BY: CARLOS
E. MIJARES POYER Date: May 3, 2012.
GENRE:
TRANSLATION ARTICLE
The Psychological Dilemma of
Spanglish in the Translation Process
Spanglish is a verbal free-will psychological combination of
the English-Spanish languages in colloquial and formal verbal practice, that
occurs in the mind of characters and people.
Whether it be a conversation on the subway, to lectures in universities,
it can evolve spontaneously as a social and cultural phenomenon, due to
economic and psico-politico-social reasons.
Languages are scientific codes and ciphers that can be verified.
Is the verbal phenomenon friend or foe? As writer, it is viewed bilaterally: the
evolution of this “dialectic-dialect”, as debate can deliver, creates phrases
and picturesque vocabularies, in the global scenario of linguistics; as it has
occurred with computer terminology and translation, as in the words reset in english or resetear, in spanish, (to reboot your computer), and other
pragmatic-utilitarian examples. Or, like translators who translate or pronounce
thank you in spanish as sénkiu.
The phenomenon moves like an information cloud
between the two cultures from cosmopolitan Los Angeles, U.S.A. with its
hispanic crowd, to Miami or latinamerican cities where technology, and
globalization, with its arrays of change, reaches ground in a multicultural
american, european, afro, asian, psychological terrains. Caracas, in Venezuela, or Buenos Aires in
Argentina, have the essence and recipes for verbal chameleonic transformation
in the languages. Just like Brazilian bossa nova music enriched the mainstream
of American Jazz. With the advent of the
wonderful gleam of globalization, neomarketing, social media, technical writing,
and literatures, to translations and inventions, in variegated versions, written
and oral translation, creates a gigantic cornucopia of sounds, onomatopaeic to
nominal forms. This can be a dilemma, a
syndrome, or indeed, a blessing.
When translating, non-fully bilingual
translators fall into the maelstrom or spiral of spanglish, that some linguists have denominated as detrimental to
both languages, meaning, that some hispanics, or spanish speakers, in english
speaking countries, and natives whose spanish is their second language, do not
reach proficiency in any of the two languages.

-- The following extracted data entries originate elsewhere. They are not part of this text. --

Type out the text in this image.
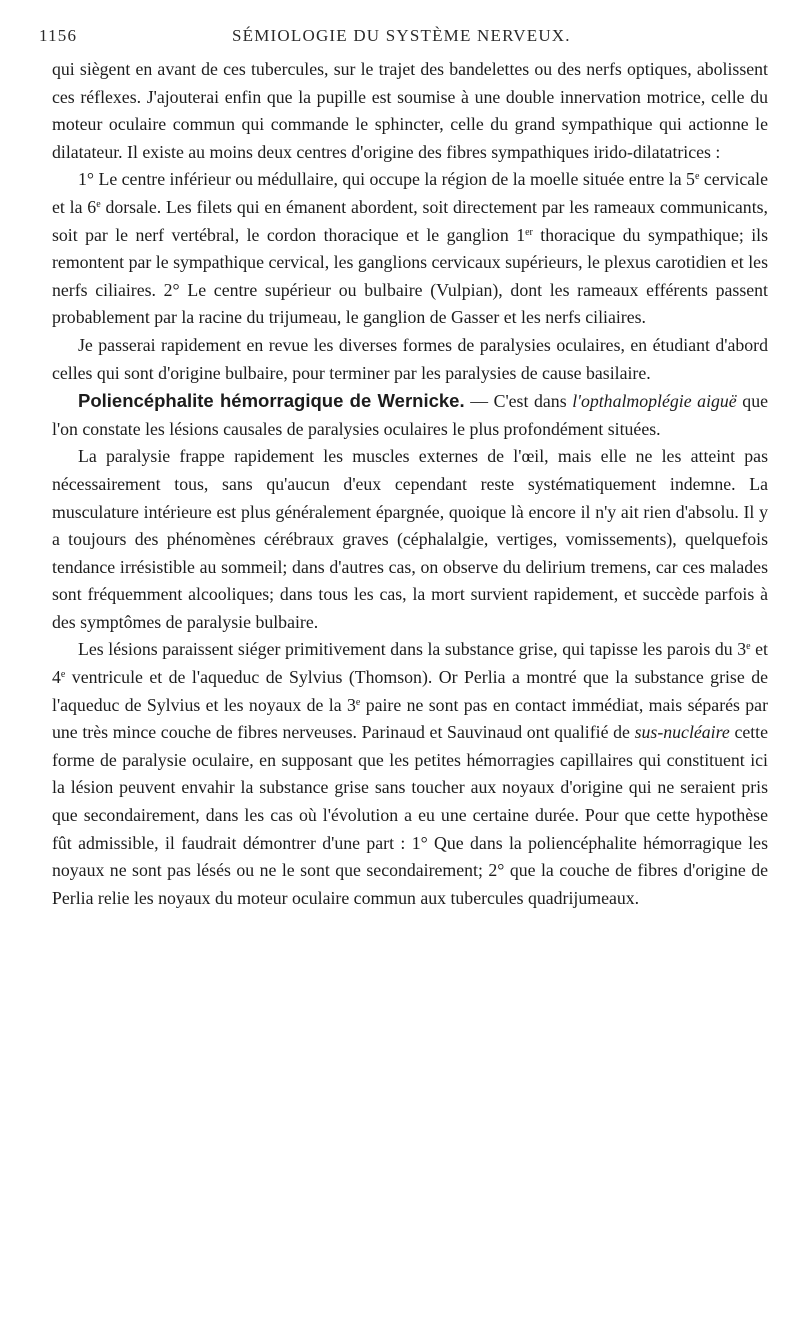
1156	SÉMIOLOGIE DU SYSTÈME NERVEUX.

qui siègent en avant de ces tubercules, sur le trajet des bandelettes ou des nerfs optiques, abolissent ces réflexes. J'ajouterai enfin que la pupille est soumise à une double innervation motrice, celle du moteur oculaire commun qui commande le sphincter, celle du grand sympathique qui actionne le dilatateur. Il existe au moins deux centres d'origine des fibres sympathiques irido-dilatatrices :

1° Le centre inférieur ou médullaire, qui occupe la région de la moelle située entre la 5e cervicale et la 6e dorsale. Les filets qui en émanent abordent, soit directement par les rameaux communicants, soit par le nerf vertébral, le cordon thoracique et le ganglion 1er thoracique du sympathique; ils remontent par le sympathique cervical, les ganglions cervicaux supérieurs, le plexus carotidien et les nerfs ciliaires. 2° Le centre supérieur ou bulbaire (Vulpian), dont les rameaux efférents passent probablement par la racine du trijumeau, le ganglion de Gasser et les nerfs ciliaires.

Je passerai rapidement en revue les diverses formes de paralysies oculaires, en étudiant d'abord celles qui sont d'origine bulbaire, pour terminer par les paralysies de cause basilaire.

Poliencéphalite hémorragique de Wernicke. — C'est dans l'opthalmoplégie aiguë que l'on constate les lésions causales de paralysies oculaires le plus profondément situées.

La paralysie frappe rapidement les muscles externes de l'œil, mais elle ne les atteint pas nécessairement tous, sans qu'aucun d'eux cependant reste systématiquement indemne. La musculature intérieure est plus généralement épargnée, quoique là encore il n'y ait rien d'absolu. Il y a toujours des phénomènes cérébraux graves (céphalalgie, vertiges, vomissements), quelquefois tendance irrésistible au sommeil; dans d'autres cas, on observe du delirium tremens, car ces malades sont fréquemment alcooliques; dans tous les cas, la mort survient rapidement, et succède parfois à des symptômes de paralysie bulbaire.

Les lésions paraissent siéger primitivement dans la substance grise, qui tapisse les parois du 3e et 4e ventricule et de l'aqueduc de Sylvius (Thomson). Or Perlia a montré que la substance grise de l'aqueduc de Sylvius et les noyaux de la 3e paire ne sont pas en contact immédiat, mais séparés par une très mince couche de fibres nerveuses. Parinaud et Sauvinaud ont qualifié de sus-nucléaire cette forme de paralysie oculaire, en supposant que les petites hémorragies capillaires qui constituent ici la lésion peuvent envahir la substance grise sans toucher aux noyaux d'origine qui ne seraient pris que secondairement, dans les cas où l'évolution a eu une certaine durée. Pour que cette hypothèse fût admissible, il faudrait démontrer d'une part : 1° Que dans la poliencéphalite hémorragique les noyaux ne sont pas lésés ou ne le sont que secondairement; 2° que la couche de fibres d'origine de Perlia relie les noyaux du moteur oculaire commun aux tubercules quadrijumeaux.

They speak bad Spanish and bad English, if you might say, at the same
time. Even child nourishment and genetic
aspects of social behaviour, are intermingled in this dilemma. If a child is badly nourished when young, before
birth, he can develop speech anomalias, intelligence handicaps that affect
future in schools and jobs, affecting economies, societies in the realm of
communication, art, etc.
A translator might say in spanish: “What is your
name?, translate it on the street or, to commit the sin of doing it in formal
translation, and say: “¿Cúal es tú name?
(spanglish). Well, it may seem funny, some
people do not care, professionally it makes a difference. Preeminently in legal
translating, you can not give yourself the intimate luxury of using spanglish, unless it
may be a multicultural novel, or innovation:
I heard of a boy whose name was “Michael Jackson Martínez”.
When a translator makes a mistake, people lose
money, time and intellectual richness, you lose communication, the opportunity
to translate, deliver a sentence or expression, in the proper form and content,
to guarantee the fluent and trafficked
practice of life. And, there, right
there, in the use of the word traffic,
is an example of spanglish when writing in thinking about the word traficado in spanish psychologically. What do you think, dear reader?